Why is standing still so valuable? If you move, you take the stress off the nervous system and the body, and simply continue to compensate in a way that you are used to. But if you practice “not-moving” long enough, the brain gets the information that it is going to have to deal with the fact that this body will stay in this position, like it or not. The result is that the brain begins to reorganize to make the posture less stressful, and hence begins to enervate the muscles differently to aid in maximum efficiency. Almost all so-called internal arts either practice include standing practice, or use simple repetitive movements, through which one achieves similar results, in essence achieving “immobility within motion.”
Tom wrote:Interesting article on "natural" movement and martial arts by Ellis Amdur:
http://ellisamdur.com/article_naturalmovement.html
Let us consider xingyi ch’uan (lit. “form directed by will”), a Chinese combative art that specializes in the explosive application of force at very close range. This martial art requires the repetitive practice of five core movements that allegedly express the structure of the universe in the Taoist schema of five basic elements. Xingyi is claimed to embody the “natural” flow and permutation of energy in the cosmos. Technically, while xingyi looks like trapping, deflection, redirection of force, AND explosive, short-range attacks, what makes xingyi so powerful is the ability to exert an astonishingly powerful amount of force with no wind-up – as long as you can touch him, you can level him.
This ability is the product of systematic practice including long periods of standing – immobile – rebooting the organization of the body, so to speak, by standing in the same kind of active relaxation that the Inuit hunter must have maintained while poised with spear in ready position over a breathing hole in the ice.

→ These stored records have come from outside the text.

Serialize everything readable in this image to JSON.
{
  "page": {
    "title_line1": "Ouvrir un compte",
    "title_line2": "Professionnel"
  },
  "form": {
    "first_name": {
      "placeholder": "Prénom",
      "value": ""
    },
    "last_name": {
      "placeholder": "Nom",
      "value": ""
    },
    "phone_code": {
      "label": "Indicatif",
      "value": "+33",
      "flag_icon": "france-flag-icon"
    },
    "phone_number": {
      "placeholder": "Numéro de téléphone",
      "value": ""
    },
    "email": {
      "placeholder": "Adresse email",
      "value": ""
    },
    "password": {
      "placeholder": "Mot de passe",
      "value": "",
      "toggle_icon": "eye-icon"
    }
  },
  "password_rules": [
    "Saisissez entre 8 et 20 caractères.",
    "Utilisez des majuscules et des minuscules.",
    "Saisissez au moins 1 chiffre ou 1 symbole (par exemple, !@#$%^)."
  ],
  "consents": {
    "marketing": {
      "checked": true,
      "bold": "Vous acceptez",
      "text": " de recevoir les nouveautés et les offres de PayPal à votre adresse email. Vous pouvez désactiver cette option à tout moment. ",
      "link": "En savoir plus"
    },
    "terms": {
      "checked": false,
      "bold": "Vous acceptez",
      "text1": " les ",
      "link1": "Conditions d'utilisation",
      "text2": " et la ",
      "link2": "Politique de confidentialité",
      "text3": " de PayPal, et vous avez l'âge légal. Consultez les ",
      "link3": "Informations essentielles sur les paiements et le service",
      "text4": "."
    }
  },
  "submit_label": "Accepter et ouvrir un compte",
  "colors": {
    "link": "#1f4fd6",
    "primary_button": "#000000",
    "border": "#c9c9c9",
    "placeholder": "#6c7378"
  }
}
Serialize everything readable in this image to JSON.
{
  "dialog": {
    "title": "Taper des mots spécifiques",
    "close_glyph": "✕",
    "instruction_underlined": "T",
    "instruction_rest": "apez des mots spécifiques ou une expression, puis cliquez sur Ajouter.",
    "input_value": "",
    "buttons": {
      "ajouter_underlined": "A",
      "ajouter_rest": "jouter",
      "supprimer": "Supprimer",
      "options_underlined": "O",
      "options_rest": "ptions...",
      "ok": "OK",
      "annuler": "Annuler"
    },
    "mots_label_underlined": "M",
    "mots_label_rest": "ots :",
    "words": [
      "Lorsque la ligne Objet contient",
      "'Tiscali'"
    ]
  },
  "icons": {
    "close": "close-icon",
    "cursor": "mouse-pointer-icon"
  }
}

Why is standing still so valuable? If you move, you take the stress off the nervous system and the body, and simply continue to compensate in a way that you are used to. But if you practice “not-moving” long enough, the brain gets the information that it is going to have to deal with the fact that this body will stay in this position, like it or not. The result is that the brain begins to reorganize to make the posture less stressful, and hence begins to enervate the muscles differently to aid in maximum efficiency. Almost all so-called internal arts either practice include standing practice, or use simple repetitive movements, through which one achieves similar results, in essence achieving “immobility within motion.”
It seems to me he misleads the reader, implying that if you do standing the rest will follow quite naturally - that's just not true. There is a vast, vast gulf between being able to stand correctly and proper fa li.